Во дворике, где пахло сельдереем, слышались шаги Калистро. ступал он тяжело, словно во мраке тащил на спине дерево.
Уперто сидел в комнате, где положили лекаря. Тело покоилось на полу, на циновке, и было прикрыто до плеч, а лицо прикрывала шляпа.
— Матушка, — сказал Уперто. — Матушка, тяжело на мертвых глядеть.
— А мне ничего, сынок.
— Не привыкну: видел его, знал, а он мертвый. И есть он, и нету его. Они будто спят, а потом проснутся. В землю их зароют, останутся они одни…
— Лучше бы я от икоты умерла. Умерла бы, лежала, а сынок мой ходил здоровый, в своем уме. Не могу я терпеть, что Калистро сумасшедший. А смерти я не боюсь — старое тело ни на что не годно.

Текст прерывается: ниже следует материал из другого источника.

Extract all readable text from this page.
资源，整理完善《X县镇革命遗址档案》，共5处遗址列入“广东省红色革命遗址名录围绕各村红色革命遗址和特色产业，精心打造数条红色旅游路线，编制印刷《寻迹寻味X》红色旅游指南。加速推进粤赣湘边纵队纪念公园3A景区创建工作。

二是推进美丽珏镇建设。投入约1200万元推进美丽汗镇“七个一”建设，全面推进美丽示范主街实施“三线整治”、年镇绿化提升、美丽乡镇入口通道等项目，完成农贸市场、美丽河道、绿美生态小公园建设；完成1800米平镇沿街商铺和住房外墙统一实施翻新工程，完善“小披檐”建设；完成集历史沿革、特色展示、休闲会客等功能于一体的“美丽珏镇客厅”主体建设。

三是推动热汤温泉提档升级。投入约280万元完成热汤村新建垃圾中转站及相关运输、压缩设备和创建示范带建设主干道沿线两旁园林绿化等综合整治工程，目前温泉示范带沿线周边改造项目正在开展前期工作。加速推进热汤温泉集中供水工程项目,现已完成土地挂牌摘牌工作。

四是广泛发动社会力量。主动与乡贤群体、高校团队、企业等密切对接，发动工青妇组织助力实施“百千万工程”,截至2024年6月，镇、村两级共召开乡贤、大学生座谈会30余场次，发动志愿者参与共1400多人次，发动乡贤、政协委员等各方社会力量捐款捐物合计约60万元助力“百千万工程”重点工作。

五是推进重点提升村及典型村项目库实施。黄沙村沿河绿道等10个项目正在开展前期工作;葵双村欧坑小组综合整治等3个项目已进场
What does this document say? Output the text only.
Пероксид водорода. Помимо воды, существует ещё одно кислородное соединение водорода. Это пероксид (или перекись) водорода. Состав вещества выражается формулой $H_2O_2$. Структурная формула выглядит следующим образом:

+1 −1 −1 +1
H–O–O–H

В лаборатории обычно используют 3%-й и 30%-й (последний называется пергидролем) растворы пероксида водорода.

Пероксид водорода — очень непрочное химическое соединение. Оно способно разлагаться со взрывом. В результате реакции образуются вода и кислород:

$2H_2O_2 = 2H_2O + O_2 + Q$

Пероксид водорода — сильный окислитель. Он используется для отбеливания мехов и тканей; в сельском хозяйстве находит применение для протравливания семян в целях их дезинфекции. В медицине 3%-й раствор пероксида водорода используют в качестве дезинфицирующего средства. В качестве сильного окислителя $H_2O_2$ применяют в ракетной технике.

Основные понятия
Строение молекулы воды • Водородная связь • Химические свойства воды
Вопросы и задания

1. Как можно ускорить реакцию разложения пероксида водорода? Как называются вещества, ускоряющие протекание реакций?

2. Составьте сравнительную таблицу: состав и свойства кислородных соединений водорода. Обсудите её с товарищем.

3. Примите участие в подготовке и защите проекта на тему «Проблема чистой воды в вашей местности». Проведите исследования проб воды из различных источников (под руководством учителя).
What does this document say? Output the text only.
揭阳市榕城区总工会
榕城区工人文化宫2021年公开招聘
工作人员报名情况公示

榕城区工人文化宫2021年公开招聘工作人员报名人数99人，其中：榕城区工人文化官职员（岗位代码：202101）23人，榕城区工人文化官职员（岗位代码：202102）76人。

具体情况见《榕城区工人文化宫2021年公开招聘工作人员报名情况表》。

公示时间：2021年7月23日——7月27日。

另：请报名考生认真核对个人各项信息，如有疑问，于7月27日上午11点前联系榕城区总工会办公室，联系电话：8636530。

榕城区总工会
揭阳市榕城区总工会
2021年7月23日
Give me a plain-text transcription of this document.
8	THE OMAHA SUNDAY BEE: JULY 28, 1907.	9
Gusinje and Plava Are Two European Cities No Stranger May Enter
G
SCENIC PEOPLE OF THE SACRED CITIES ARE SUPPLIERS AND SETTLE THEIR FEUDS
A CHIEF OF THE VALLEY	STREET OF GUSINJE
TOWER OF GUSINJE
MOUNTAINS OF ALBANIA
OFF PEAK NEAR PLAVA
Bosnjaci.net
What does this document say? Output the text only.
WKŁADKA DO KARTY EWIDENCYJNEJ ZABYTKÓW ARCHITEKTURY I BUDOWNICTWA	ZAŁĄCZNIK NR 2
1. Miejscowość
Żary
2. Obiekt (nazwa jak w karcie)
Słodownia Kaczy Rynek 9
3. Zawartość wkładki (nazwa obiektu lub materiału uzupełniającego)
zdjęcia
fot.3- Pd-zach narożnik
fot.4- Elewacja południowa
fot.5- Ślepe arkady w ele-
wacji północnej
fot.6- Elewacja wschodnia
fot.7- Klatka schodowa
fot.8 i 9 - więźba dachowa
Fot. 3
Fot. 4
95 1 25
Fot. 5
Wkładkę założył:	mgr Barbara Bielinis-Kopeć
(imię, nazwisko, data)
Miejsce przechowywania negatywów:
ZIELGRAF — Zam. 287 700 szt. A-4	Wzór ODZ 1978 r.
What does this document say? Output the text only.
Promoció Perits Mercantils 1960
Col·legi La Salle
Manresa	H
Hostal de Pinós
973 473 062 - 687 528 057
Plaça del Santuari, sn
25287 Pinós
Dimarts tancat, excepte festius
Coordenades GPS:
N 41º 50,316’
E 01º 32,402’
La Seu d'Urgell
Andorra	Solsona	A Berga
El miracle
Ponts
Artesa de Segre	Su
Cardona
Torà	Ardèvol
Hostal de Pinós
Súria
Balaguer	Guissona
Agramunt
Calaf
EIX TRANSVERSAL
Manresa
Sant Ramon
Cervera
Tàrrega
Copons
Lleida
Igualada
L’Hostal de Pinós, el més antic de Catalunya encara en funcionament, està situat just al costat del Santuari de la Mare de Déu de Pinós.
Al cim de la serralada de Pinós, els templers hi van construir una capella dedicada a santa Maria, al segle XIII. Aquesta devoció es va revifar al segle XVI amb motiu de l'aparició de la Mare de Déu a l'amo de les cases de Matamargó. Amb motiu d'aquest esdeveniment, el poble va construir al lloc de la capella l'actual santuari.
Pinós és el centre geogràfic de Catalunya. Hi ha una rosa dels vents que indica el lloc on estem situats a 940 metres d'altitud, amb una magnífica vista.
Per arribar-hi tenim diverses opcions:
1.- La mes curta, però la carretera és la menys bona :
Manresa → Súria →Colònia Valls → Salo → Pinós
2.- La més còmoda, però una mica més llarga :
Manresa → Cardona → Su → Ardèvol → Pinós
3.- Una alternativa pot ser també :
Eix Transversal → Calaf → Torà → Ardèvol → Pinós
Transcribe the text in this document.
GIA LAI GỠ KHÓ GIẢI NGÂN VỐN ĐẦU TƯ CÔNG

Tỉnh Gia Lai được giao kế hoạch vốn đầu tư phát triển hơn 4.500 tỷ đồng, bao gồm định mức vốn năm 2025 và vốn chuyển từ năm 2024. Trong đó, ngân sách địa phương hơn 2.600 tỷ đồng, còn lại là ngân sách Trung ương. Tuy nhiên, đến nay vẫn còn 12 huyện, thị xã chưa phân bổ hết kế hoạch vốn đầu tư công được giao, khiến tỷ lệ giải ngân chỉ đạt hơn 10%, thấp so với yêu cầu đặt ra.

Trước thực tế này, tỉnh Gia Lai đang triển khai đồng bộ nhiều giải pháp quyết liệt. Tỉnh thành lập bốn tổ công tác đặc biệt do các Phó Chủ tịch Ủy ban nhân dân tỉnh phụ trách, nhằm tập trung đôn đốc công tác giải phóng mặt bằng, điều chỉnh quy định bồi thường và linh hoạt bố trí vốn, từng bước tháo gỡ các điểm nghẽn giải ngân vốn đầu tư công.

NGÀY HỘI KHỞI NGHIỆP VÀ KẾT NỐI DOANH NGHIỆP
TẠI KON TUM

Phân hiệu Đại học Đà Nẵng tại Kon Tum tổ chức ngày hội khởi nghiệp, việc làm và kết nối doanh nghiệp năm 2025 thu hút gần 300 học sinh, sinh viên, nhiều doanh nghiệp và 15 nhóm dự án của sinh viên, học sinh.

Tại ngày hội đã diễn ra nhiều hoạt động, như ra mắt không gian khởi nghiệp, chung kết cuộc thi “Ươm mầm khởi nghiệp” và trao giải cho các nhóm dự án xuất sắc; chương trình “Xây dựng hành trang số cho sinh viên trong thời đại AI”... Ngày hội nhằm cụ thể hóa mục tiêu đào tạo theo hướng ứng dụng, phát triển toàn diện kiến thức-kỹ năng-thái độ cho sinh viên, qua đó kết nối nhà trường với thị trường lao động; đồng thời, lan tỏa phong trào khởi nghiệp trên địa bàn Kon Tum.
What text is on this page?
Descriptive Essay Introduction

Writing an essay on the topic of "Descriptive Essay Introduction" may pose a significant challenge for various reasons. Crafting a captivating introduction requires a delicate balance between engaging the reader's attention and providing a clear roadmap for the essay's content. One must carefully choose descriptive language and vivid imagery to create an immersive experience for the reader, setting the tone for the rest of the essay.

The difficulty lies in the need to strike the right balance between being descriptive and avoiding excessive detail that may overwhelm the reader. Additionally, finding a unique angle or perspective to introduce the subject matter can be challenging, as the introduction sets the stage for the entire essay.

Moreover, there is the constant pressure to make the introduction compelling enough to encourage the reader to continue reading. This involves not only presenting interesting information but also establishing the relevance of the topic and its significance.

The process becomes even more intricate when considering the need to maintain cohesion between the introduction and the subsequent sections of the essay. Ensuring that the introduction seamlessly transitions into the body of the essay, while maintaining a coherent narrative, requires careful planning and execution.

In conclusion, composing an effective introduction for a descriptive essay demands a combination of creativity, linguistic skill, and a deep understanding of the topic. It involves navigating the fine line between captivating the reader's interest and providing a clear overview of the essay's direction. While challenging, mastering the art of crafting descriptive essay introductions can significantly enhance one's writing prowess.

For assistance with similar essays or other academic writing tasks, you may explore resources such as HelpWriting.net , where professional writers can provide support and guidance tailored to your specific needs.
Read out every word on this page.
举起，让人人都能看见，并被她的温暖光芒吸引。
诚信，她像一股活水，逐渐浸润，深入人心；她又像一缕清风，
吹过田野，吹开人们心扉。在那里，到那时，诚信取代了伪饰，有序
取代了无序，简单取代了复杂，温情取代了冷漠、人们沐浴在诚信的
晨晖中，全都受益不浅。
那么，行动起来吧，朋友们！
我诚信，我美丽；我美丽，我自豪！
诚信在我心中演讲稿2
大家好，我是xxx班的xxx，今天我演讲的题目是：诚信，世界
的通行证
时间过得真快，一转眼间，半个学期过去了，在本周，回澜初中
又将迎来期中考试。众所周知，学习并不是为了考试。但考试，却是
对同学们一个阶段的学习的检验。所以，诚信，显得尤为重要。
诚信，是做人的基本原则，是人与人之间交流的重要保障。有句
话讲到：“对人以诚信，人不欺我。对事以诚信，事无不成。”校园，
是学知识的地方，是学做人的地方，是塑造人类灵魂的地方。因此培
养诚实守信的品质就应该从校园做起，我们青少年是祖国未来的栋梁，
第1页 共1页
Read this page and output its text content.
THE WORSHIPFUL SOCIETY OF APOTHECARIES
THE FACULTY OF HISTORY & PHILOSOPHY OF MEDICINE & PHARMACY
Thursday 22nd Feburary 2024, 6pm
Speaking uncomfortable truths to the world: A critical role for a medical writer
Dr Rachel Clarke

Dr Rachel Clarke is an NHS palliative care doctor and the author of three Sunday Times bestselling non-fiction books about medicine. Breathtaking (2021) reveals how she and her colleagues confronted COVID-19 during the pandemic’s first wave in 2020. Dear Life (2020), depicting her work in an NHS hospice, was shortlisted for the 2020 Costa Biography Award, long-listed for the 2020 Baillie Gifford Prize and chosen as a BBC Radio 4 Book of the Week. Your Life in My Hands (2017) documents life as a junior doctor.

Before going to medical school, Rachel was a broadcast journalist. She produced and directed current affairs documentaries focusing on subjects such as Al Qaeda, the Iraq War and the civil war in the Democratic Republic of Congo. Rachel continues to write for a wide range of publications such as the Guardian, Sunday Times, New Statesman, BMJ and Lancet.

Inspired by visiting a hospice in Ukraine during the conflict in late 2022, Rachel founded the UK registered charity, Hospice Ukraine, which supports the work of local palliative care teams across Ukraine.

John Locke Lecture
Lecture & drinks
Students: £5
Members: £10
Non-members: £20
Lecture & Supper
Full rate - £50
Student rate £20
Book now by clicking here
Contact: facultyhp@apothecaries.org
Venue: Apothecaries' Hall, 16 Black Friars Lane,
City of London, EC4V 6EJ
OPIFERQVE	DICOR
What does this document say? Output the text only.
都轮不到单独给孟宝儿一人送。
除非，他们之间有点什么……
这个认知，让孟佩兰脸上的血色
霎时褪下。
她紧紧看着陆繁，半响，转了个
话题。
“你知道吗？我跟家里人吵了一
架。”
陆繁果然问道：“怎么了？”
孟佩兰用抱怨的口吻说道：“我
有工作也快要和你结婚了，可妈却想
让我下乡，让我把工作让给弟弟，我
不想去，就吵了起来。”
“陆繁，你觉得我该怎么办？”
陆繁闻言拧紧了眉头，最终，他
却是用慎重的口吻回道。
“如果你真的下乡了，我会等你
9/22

— Беда, матушка, истинно беда.
— Двенадцать я вас родила, шестерых похоронила, шесть живы. Ходил бы Калистро, какой был, а я бы с теми на кладбище лежала. Если у матери дети поумирали, ей и там хорошо, и тут.
— Вылечили мы вас.
— Дай вам за это господь, — пробормотала она, потом помолчала, только слезы капали в такт ее тоске, и сказала с трудом: — Одна надежда — Олень Семи Полей. Поймался бы он поскорее, чтобы к сыночку моему возвратился ум.
Уперто Текун отвел взор от матери и стал глядеть на горящие сосновые ветки, чье пламя освещало мертвеца. Он не хотел, чтобы мать — хрупкая охапка кукурузных листьев, обернутая в черные тряпки и увенчанная сединою, — прочла в его глазах про оленя.
Тут в дверь тихо заглянула женщина. Они заметили ее, когда она, согнувшись, ставила на пол корзину, сняв ее с головы.
— Как живешь, кума? Как вы, сеньор Уперто?
— Сами видите. А ваши как?
— Тоже беды у нас. Где дети, там и хворобы — то один заболеет, то другой. А я вам картошечки для супа принесла.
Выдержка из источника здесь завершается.